したがって、戦いの帰趨はおのずと明らかで、北条勢も各所に善戦はしたものの、圧倒的な勢力差はいかんともしがたく、あたら関東に雄飛した北条氏も五代で滅亡してしまったのである。

孫子の有名な言葉に「彼を知り己を知らば、百戦して危うからず」とあるが、この北条氏政、氏直の場合は、その反対に相手を知らず、自分をも知らなかったと言えるだろう。

ちょうど大東亜戦争に於いて、日本がアメリカの勢力を低く見、みずからを過信した様なもので、これでは到底勝つ事は出来ない。

やはり、相手の力と言うものを的確に計った上で、戦うべきか、和すべきかを判断しなくてはならない。

しかし、実際には中々これが難しい。

ともすれば、希望的にものを見て、相手を軽視し、自惚れを持つ。

特に、相手を知る事も出来にくいが、それ以上に自分の力を正しく知る事は難しい。

自分の事は一番分かりそうなものだが、事実は反対で、いわゆるひいき目と言う事になってしまう。
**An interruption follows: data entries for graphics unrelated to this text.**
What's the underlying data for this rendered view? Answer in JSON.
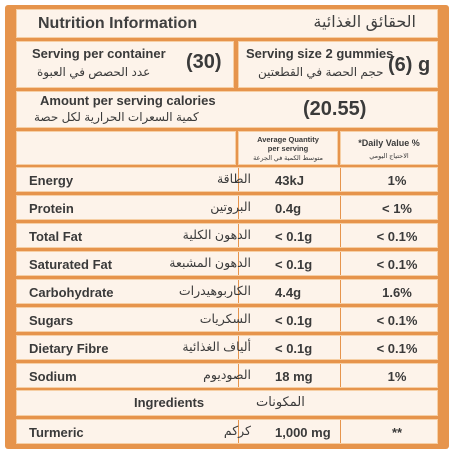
{
  "title": {
    "en": "Nutrition Information",
    "ar": "الحقائق الغذائية"
  },
  "serving_container": {
    "en": "Serving per container",
    "ar": "عدد الحصص في العبوة",
    "value": "(30)"
  },
  "serving_size": {
    "en": "Serving size 2 gummies",
    "ar": "حجم الحصة في القطعتين",
    "value": "(6) g"
  },
  "calories": {
    "en": "Amount per serving calories",
    "ar": "كمية السعرات الحرارية لكل حصة",
    "value": "(20.55)"
  },
  "table_header": {
    "avg_en_1": "Average Quantity",
    "avg_en_2": "per serving",
    "avg_ar": "متوسط الكمية في الجرعة",
    "dv_en": "*Daily Value %",
    "dv_ar": "الاحتياج اليومي"
  },
  "rows": [
    {
      "name": "Energy",
      "ar": "الطاقة",
      "qty": "43kJ",
      "dv": "1%"
    },
    {
      "name": "Protein",
      "ar": "البروتين",
      "qty": "0.4g",
      "dv": "< 1%"
    },
    {
      "name": "Total Fat",
      "ar": "الدهون الكلية",
      "qty": "< 0.1g",
      "dv": "< 0.1%"
    },
    {
      "name": "Saturated Fat",
      "ar": "الدهون المشبعة",
      "qty": "< 0.1g",
      "dv": "< 0.1%"
    },
    {
      "name": "Carbohydrate",
      "ar": "الكاربوهيدرات",
      "qty": "4.4g",
      "dv": "1.6%"
    },
    {
      "name": "Sugars",
      "ar": "السكريات",
      "qty": "< 0.1g",
      "dv": "< 0.1%"
    },
    {
      "name": "Dietary Fibre",
      "ar": "ألياف الغذائية",
      "qty": "< 0.1g",
      "dv": "< 0.1%"
    },
    {
      "name": "Sodium",
      "ar": "الصوديوم",
      "qty": "18 mg",
      "dv": "1%"
    }
  ],
  "ingredients": {
    "en": "Ingredients",
    "ar": "المكونات"
  },
  "ingredient_rows": [
    {
      "name": "Turmeric",
      "ar": "كركم",
      "qty": "1,000 mg",
      "dv": "**"
    }
  ],
  "colors": {
    "accent": "#e6944c",
    "cell": "#fdf3ea",
    "text": "#3a3a3a"
  }
}
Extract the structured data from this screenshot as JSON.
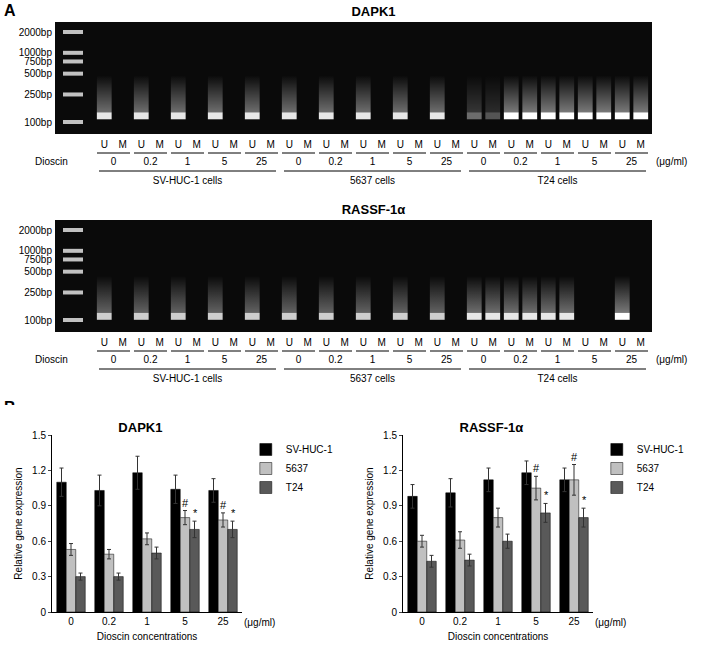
{
  "panel_a": {
    "label": "A",
    "row_label": "Dioscin",
    "lane_labels": [
      "U",
      "M"
    ],
    "concentrations": [
      "0",
      "0.2",
      "1",
      "5",
      "25"
    ],
    "unit": "(μg/ml)",
    "cell_lines": [
      "SV-HUC-1 cells",
      "5637 cells",
      "T24 cells"
    ],
    "ladder": [
      {
        "value": 2000,
        "label": "2000bp"
      },
      {
        "value": 1000,
        "label": "1000bp"
      },
      {
        "value": 750,
        "label": "750bp"
      },
      {
        "value": 500,
        "label": "500bp"
      },
      {
        "value": 250,
        "label": "250bp"
      },
      {
        "value": 100,
        "label": "100bp"
      }
    ],
    "gels": [
      {
        "title": "DAPK1",
        "band_bp": 125,
        "bands": [
          [
            [
              0.9,
              0
            ],
            [
              0.9,
              0
            ],
            [
              0.9,
              0
            ],
            [
              0.9,
              0
            ],
            [
              0.9,
              0
            ]
          ],
          [
            [
              0.9,
              0
            ],
            [
              0.9,
              0
            ],
            [
              0.9,
              0
            ],
            [
              0.9,
              0
            ],
            [
              0.9,
              0
            ]
          ],
          [
            [
              0.4,
              0.3
            ],
            [
              1,
              1
            ],
            [
              1,
              1
            ],
            [
              1,
              1
            ],
            [
              1,
              1
            ]
          ]
        ]
      },
      {
        "title": "RASSF-1α",
        "band_bp": 115,
        "bands": [
          [
            [
              0.8,
              0
            ],
            [
              0.8,
              0
            ],
            [
              0.8,
              0
            ],
            [
              0.8,
              0
            ],
            [
              0.8,
              0
            ]
          ],
          [
            [
              0.8,
              0
            ],
            [
              0.8,
              0
            ],
            [
              0.8,
              0
            ],
            [
              0.8,
              0
            ],
            [
              0.8,
              0
            ]
          ],
          [
            [
              0.9,
              0.9
            ],
            [
              0.9,
              0.9
            ],
            [
              0.9,
              0.9
            ],
            [
              0,
              0
            ],
            [
              1,
              0
            ]
          ]
        ]
      }
    ]
  },
  "panel_b": {
    "label": "B"
  },
  "chart_data": [
    {
      "type": "bar",
      "title": "DAPK1",
      "categories": [
        "0",
        "0.2",
        "1",
        "5",
        "25"
      ],
      "xlabel": "Dioscin concentrations",
      "unit_label": "(μg/ml)",
      "ylabel": "Relative gene expression",
      "ylim": [
        0,
        1.5
      ],
      "yticks": [
        0,
        0.3,
        0.6,
        0.9,
        1.2,
        1.5
      ],
      "grid": false,
      "legend": "top right",
      "series": [
        {
          "name": "SV-HUC-1",
          "color": "#000000",
          "values": [
            1.1,
            1.03,
            1.18,
            1.04,
            1.03
          ],
          "errors": [
            0.12,
            0.13,
            0.14,
            0.12,
            0.1
          ],
          "marks": [
            null,
            null,
            null,
            null,
            null
          ]
        },
        {
          "name": "5637",
          "color": "#c0c0c0",
          "values": [
            0.53,
            0.49,
            0.62,
            0.8,
            0.78
          ],
          "errors": [
            0.05,
            0.04,
            0.05,
            0.06,
            0.06
          ],
          "marks": [
            null,
            null,
            null,
            "#",
            "#"
          ]
        },
        {
          "name": "T24",
          "color": "#595959",
          "values": [
            0.3,
            0.3,
            0.5,
            0.7,
            0.7
          ],
          "errors": [
            0.03,
            0.03,
            0.05,
            0.07,
            0.07
          ],
          "marks": [
            null,
            null,
            null,
            "*",
            "*"
          ]
        }
      ]
    },
    {
      "type": "bar",
      "title": "RASSF-1α",
      "categories": [
        "0",
        "0.2",
        "1",
        "5",
        "25"
      ],
      "xlabel": "Dioscin concentrations",
      "unit_label": "(μg/ml)",
      "ylabel": "Relative gene expression",
      "ylim": [
        0,
        1.5
      ],
      "yticks": [
        0,
        0.3,
        0.6,
        0.9,
        1.2,
        1.5
      ],
      "grid": false,
      "legend": "top right",
      "series": [
        {
          "name": "SV-HUC-1",
          "color": "#000000",
          "values": [
            0.98,
            1.01,
            1.12,
            1.18,
            1.12
          ],
          "errors": [
            0.1,
            0.12,
            0.1,
            0.1,
            0.1
          ],
          "marks": [
            null,
            null,
            null,
            null,
            null
          ]
        },
        {
          "name": "5637",
          "color": "#c0c0c0",
          "values": [
            0.6,
            0.61,
            0.8,
            1.05,
            1.12
          ],
          "errors": [
            0.05,
            0.07,
            0.08,
            0.1,
            0.13
          ],
          "marks": [
            null,
            null,
            null,
            "#",
            "#"
          ]
        },
        {
          "name": "T24",
          "color": "#595959",
          "values": [
            0.43,
            0.44,
            0.6,
            0.84,
            0.8
          ],
          "errors": [
            0.05,
            0.05,
            0.06,
            0.08,
            0.08
          ],
          "marks": [
            null,
            null,
            null,
            "*",
            "*"
          ]
        }
      ]
    }
  ]
}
だから指導者は、そういう事を十分考えた上で、自分の力、自分の会社、団体、国体と言ったものを客観的に眺めて、正しく把握する事に務めなくてはならない。

その様に自分を的確に知る事が出来る人は、相手についても誤りない判断が出来るであろう。

そうなれば、何事をやっても、殆ど失敗せずに、行けるのではないかと思ってしまうのだが。